Oral agreements are usually not enforceable, unless the renter can somehow prove they put money down towards the eventual price of sale.

“Clearly the person who prepared this document did so without the advice of an attorney, possibly as an attempt to assert a claim in the case to which she was not a party,” said Elizabeth Joyce, an attorney in New Jersey who used to work in real estate, after she had examined the document.

The same week Hart filed a mechanics lien against the property for $4 million. Yunis said he thought the tenant living next door had been evicted a few years ago.

The following year, in September 2010, Sure Reality Real Estate Investment filed a $5 million “common law lien” against Davajon. Sure Realty Real Estate Investment is not a registered corporation in Illinois, their only contact information is a P.O. box and a blank Facebook page.

Joyce said the lien reads like “a brief – a litigation document attempting to persuade a judge to make a ruling.

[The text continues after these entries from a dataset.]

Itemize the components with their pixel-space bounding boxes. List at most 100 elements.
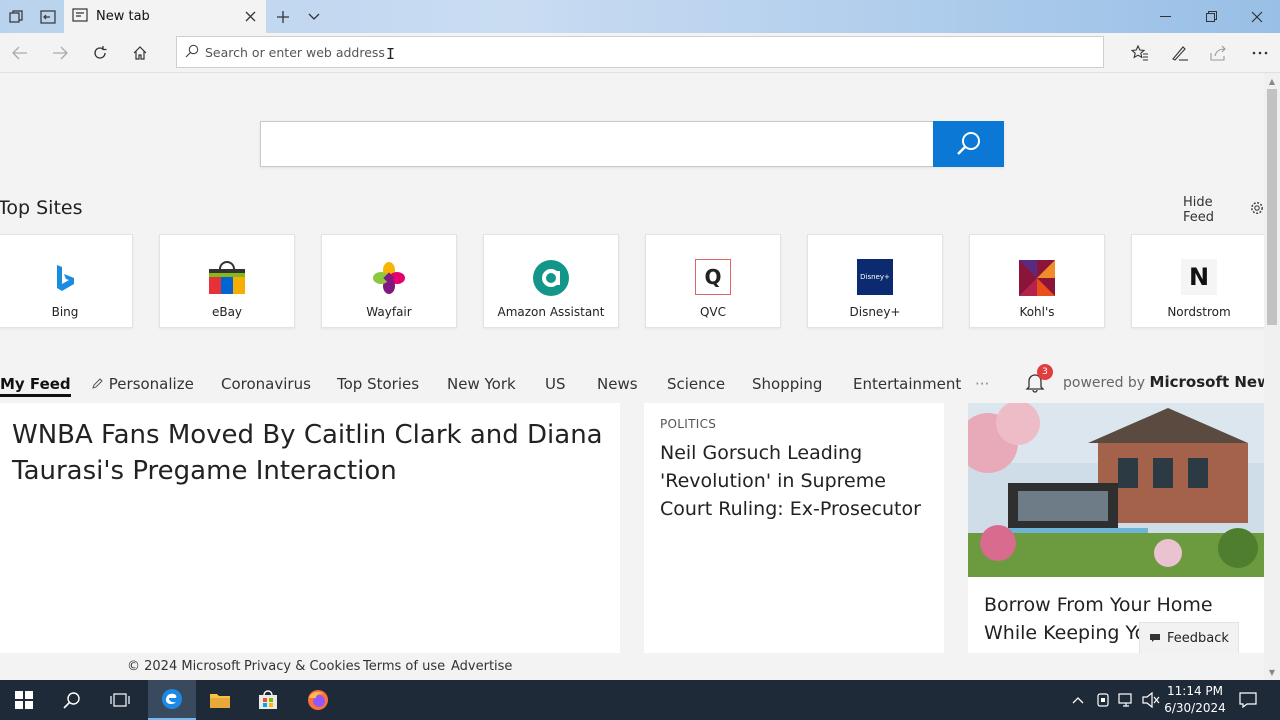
network-icon[interactable] [1117, 690, 1137, 710]
scroll-down-arrow-icon[interactable]: ▼ [1267, 667, 1277, 677]
news-headline[interactable]: Neil Gorsuch Leading 'Revolution' in Sup… [660, 439, 936, 523]
search-icon[interactable] [48, 680, 96, 720]
tile-bing[interactable]: Bing [0, 234, 133, 328]
news-card[interactable]: WNBA Fans Moved By Caitlin Clark and Dia… [0, 403, 620, 680]
web-search-box[interactable] [260, 121, 1004, 167]
tile-label: Nordstrom [1167, 305, 1231, 319]
tile-kohls[interactable]: Kohl's [969, 234, 1105, 328]
feed-tab-us[interactable]: US [545, 375, 566, 393]
scroll-up-arrow-icon[interactable]: ▲ [1267, 76, 1277, 86]
feed-tab-personalize[interactable]: Personalize [92, 375, 194, 393]
microsoft-store-icon[interactable] [244, 680, 292, 720]
tile-label: Amazon Assistant [497, 305, 605, 319]
ebay-logo-icon [208, 259, 246, 297]
qvc-logo-glyph: Q [704, 265, 722, 289]
favorites-icon[interactable] [1128, 41, 1152, 65]
address-toolbar: I [0, 33, 1280, 73]
feed-tab-new-york[interactable]: New York [447, 375, 516, 393]
search-button[interactable] [933, 121, 1004, 167]
tile-ebay[interactable]: eBay [159, 234, 295, 328]
feed-tab-science[interactable]: Science [667, 375, 725, 393]
tile-nordstrom[interactable]: N Nordstrom [1131, 234, 1264, 328]
news-card[interactable]: POLITICS Neil Gorsuch Leading 'Revolutio… [644, 403, 944, 680]
terms-link[interactable]: Terms of use [363, 659, 445, 674]
text-cursor-icon: I [386, 45, 396, 63]
feed-tab-news[interactable]: News [597, 375, 638, 393]
feed-tab-top-stories[interactable]: Top Stories [337, 375, 419, 393]
nordstrom-logo-glyph: N [1188, 263, 1210, 291]
show-hidden-icons-chevron-icon[interactable] [1068, 690, 1088, 710]
tile-amazon-assistant[interactable]: Amazon Assistant [483, 234, 619, 328]
file-explorer-icon[interactable] [196, 680, 244, 720]
tab-preview-chevron-icon[interactable] [304, 7, 324, 27]
share-icon[interactable] [1207, 41, 1231, 65]
tile-disney-plus[interactable]: Disney+ Disney+ [807, 234, 943, 328]
hide-feed-button[interactable]: Hide Feed [1183, 195, 1264, 225]
minimize-icon[interactable] [1142, 0, 1188, 33]
hide-feed-label: Hide Feed [1183, 195, 1215, 225]
tab-actions-icon[interactable] [6, 7, 26, 27]
pencil-icon [92, 378, 103, 389]
clock-date: 6/30/2024 [1164, 701, 1226, 715]
home-icon[interactable] [128, 41, 152, 65]
privacy-link[interactable]: Privacy & Cookies [244, 659, 360, 674]
firefox-icon[interactable] [294, 680, 342, 720]
refresh-icon[interactable] [88, 41, 112, 65]
title-bar: New tab [0, 0, 1280, 33]
forward-arrow-icon[interactable] [48, 41, 72, 65]
page-footer: © 2024 Microsoft Privacy & Cookies Terms… [0, 653, 1264, 680]
edge-browser-icon[interactable] [148, 680, 196, 720]
feed-more-button[interactable]: ··· [975, 375, 989, 393]
gear-icon[interactable] [1250, 201, 1264, 219]
feedback-icon [1150, 634, 1161, 642]
web-search-input[interactable] [261, 122, 933, 166]
advertise-link[interactable]: Advertise [451, 659, 512, 674]
start-button[interactable] [0, 680, 48, 720]
new-tab-page: Top Sites Hide Feed Bing eBay Wayfair Am… [0, 73, 1264, 680]
new-tab-plus-icon[interactable] [273, 7, 293, 27]
wayfair-logo-icon [370, 259, 408, 297]
tile-label: Kohl's [1019, 305, 1055, 319]
feed-tab-my-feed[interactable]: My Feed [0, 375, 71, 397]
powered-by-label: powered by Microsoft News [1063, 373, 1264, 391]
pen-notes-icon[interactable] [1168, 41, 1192, 65]
taskbar-clock[interactable]: 11:14 PM 6/30/2024 [1162, 683, 1228, 717]
tile-wayfair[interactable]: Wayfair [321, 234, 457, 328]
feedback-button[interactable]: Feedback [1139, 622, 1239, 654]
feed-tab-label: Personalize [108, 375, 194, 393]
news-category: POLITICS [660, 417, 717, 431]
close-tab-icon[interactable] [242, 8, 258, 24]
news-headline[interactable]: WNBA Fans Moved By Caitlin Clark and Dia… [12, 417, 612, 489]
close-window-icon[interactable] [1234, 0, 1280, 33]
clock-time: 11:14 PM [1167, 684, 1223, 698]
more-options-icon[interactable] [1248, 41, 1272, 65]
tab-title: New tab [96, 9, 150, 24]
volume-muted-icon[interactable] [1141, 690, 1161, 710]
notifications-icon[interactable] [1238, 690, 1258, 710]
nordstrom-logo-icon: N [1181, 259, 1217, 295]
feed-tab-entertainment[interactable]: Entertainment [853, 375, 961, 393]
vertical-scrollbar[interactable]: ▲ ▼ [1264, 73, 1280, 680]
restore-icon[interactable] [1188, 0, 1234, 33]
tile-label: Bing [51, 305, 79, 319]
task-view-icon[interactable] [96, 680, 144, 720]
back-arrow-icon[interactable] [8, 41, 32, 65]
news-photo[interactable] [968, 403, 1264, 577]
address-input[interactable] [205, 44, 1085, 60]
scrollbar-thumb[interactable] [1267, 89, 1277, 325]
powered-prefix: powered by [1063, 375, 1146, 391]
address-bar[interactable] [176, 36, 1104, 68]
top-sites-heading: Top Sites [0, 197, 83, 219]
feedback-label: Feedback [1167, 630, 1229, 646]
tab-new-tab[interactable]: New tab [64, 0, 266, 33]
tile-qvc[interactable]: Q QVC [645, 234, 781, 328]
set-aside-tabs-icon[interactable] [38, 7, 58, 27]
tile-label: Disney+ [849, 305, 901, 319]
feed-tab-coronavirus[interactable]: Coronavirus [221, 375, 311, 393]
powered-brand: Microsoft News [1149, 373, 1264, 391]
kohls-logo-icon [1018, 259, 1056, 297]
feed-tab-shopping[interactable]: Shopping [752, 375, 822, 393]
search-icon [956, 132, 980, 155]
meet-now-icon[interactable] [1093, 690, 1113, 710]
taskbar: 11:14 PM 6/30/2024 [0, 680, 1280, 720]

I have never seen legal arguments in a recordable lien document.” She went on to say, “the arguments are garbled … and read like a layperson’s mistaken idea of what a legal argument should sound like.”

Liens are usually statutory, not common. Joyce had never heard of a common law lien. @

The alleged scheme

The month before, in August 2011, Davajon filed a lien against Sure Realty Real Estate Investment, indicating a prior connection to the company.

Records from the Cook County Recorder of Deeds show that Davajon has a pattern of strange real estate transactions. A buyer, Gotsia Pavlov, purchased a property at 1905 Glen Oak Drive in Glenview in 2005 for $326,250 and sold the house to Davajon in March 2007 for $995,000. He took out mortgages for $796,000 and $199,000, totaling the exact cost of the house. The house was foreclosed upon the following year.

Davajon repeated the pattern with a house at 3216 Lindenwood Lane, also in Glenview. A buyer bought the house in 2006 for $385,000 and sold it to Davajon for $1.2 million in May 2007. Davajon took out a $1.14 million mortgage for this house. This house was also foreclosed within a year.

“Someone used my name in a fraud deal,” said Davajon, now 56, when questioned in late June about the Oakenwald house. He would not say whether he was a developer or not.

“Try me again in 30 days,” he said, indicating that he was not ready to talk about the matter yet.

The web might extend to Davajon. For example, the woman who sold him 1905 Glen Oak Dr., Gostsia Pavlov, has a similar pattern in her real estate transactions. A buyer purchased a house in Glenview in 2004 for $350,000, and in 2007 sold the house to Pavlov for more than three times that, $1.25 million.

Davajon filed for Chapter 7 bankruptcy in 2011. He also has multiple tax liens filed against him. An exhibit of his bankruptcy case is a prior lawsuit connecting him with real estate fraud in relation to a property he owned in California.

Thomas McNulty, a mortgage expert and real estate attorney at Neal Gerber & Eisenberg in Chicago, said that the pattern of buying, inflating the value and selling “could indicate a pattern of fraud which flourished under the real estate bubble and the bad lending practices of banks.”

He explained that such a “scheme would be to keep inflating the price of the house by colluding with others to enter a contract at a crazy price … obtain an appraisal from someone in collusion with you, and close the ‘sale’ and take the money. Kind of a Ponzi scheme as you keep doing it over and over.”

The loser is “the banks,” said McNulty, who “wind up on the short end, of course, with a bankruptcy filed by the borrower and collateral not nearly worth the loans.”

These transactions require the cooperation of an appraiser, retained by the lending bank.

“Back then some appraisers were reckless or lazy or corrupt and could be persuaded to produce report at a designated amount,” McNulty said.